The move underscores complaints by Western senators who have been inflamed by proposed cuts to the federal budget for removing highly flammable fuel from national forests, arguing that dumping money into firefighting efforts at the expense of preventative measures is “nonsensical.”

A bipartisan group of senators from Colorado, Idaho, Alaska and Oregon complained about the priorities of the Obama administration’s firefighting budget in a June letter to the Office of Management and Budget.

They pointed out that the cost of fighting massive blazes, like the one that recently flared up in Yosemite National Park, often comes at the expense of programs designed to thin and remove dead trees and brush that makes them so cataclysmic in the first place.

“[T]he 10-year rolling average budget formula that the agencies have used to set the annual budget request for suppression expenditures has translated into shortfalls in available suppression funds nearly every year since the mid-1990s,” the senators wrote. “When the budgeted amount is insufficient, the agency continues to suppress fires by reallocating funds from other non-fire programs. This practice is called fire borrowing. This approach to paying for firefighting is nonsensical and further increases wildland fire costs.”

The letter was signed by Colorado Democratic Sen. Mark Udall, Idaho Republican Sen. Jim Risch, Alaska Republican Sen. Lisa Murkowski and Oregon Democratic Sen.

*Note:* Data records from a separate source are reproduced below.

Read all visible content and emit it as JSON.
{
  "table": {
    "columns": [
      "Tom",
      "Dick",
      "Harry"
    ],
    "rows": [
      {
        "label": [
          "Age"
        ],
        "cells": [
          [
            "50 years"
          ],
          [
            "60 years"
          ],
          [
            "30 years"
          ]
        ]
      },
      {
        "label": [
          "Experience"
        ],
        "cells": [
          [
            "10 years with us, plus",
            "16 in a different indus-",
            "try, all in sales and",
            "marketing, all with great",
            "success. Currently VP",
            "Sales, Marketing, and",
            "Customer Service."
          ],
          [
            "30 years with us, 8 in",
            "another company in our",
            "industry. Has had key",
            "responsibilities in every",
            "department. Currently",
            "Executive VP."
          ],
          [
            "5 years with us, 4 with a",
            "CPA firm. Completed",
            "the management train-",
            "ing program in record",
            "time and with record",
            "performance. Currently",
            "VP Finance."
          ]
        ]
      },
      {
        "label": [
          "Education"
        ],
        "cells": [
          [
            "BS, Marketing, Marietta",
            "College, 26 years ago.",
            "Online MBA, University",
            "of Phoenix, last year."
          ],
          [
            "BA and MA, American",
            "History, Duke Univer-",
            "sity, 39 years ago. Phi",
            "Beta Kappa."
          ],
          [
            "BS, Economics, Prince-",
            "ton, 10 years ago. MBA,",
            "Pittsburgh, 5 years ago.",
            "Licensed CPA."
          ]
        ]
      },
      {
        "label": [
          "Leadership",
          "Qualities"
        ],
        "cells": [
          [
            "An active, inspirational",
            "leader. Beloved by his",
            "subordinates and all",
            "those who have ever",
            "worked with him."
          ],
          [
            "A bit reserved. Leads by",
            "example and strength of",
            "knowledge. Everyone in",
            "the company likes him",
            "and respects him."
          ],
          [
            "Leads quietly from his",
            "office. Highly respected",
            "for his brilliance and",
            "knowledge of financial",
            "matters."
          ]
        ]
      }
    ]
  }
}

Ron Wyden.

The proposed 2014 Forest Service budget includes $995 million for fire suppression, an increase of $144 million over current levels. Meanwhile, the budget for hazardous fuels removal is $201 million — a $116 million reduction.

Since 2012, the funds made available for fire suppression have gone up 27 percent while those allocated to hazardous fuels removal have gone down by 37 percent.

The Hazardous Fuels Reduction Program run by the Department of Interior will also be gutted, from $419 million this year to $292 million next year.

Decades of prioritizing fire fighting over fire suppression have led to dangerous buildups of dead trees in the nation’s forest, a tinderbox situation made worse in Western states by a multi-year drought that has made cataclysmic wildfires an annual — and worsening — feature of the summertime months.

An Obama administration official quoted anonymously in the Durango Herald said that in times of budget cuts, money must be spent on “critical firefighting needs.”

But the senators point out the cost of fighting fires has often exceeded funds allocated, as was the case last week, requiring the Forest Service to further gut preventative programs.

“Just ten years ago, fighting fires accounted for 13 percent of the Forest Service budget; last year it was over 40 percent,” they wrote.

Udall told the Herald that preventing fires is easier and less costly than fighting them, but said, “Common sense doesn’t always hold fast in Washington.”

This year, the Forest Service has already spent $967 million fighting fires. Before the $600 million diversion, only $50 million remained of the funds allocated for fire suppression.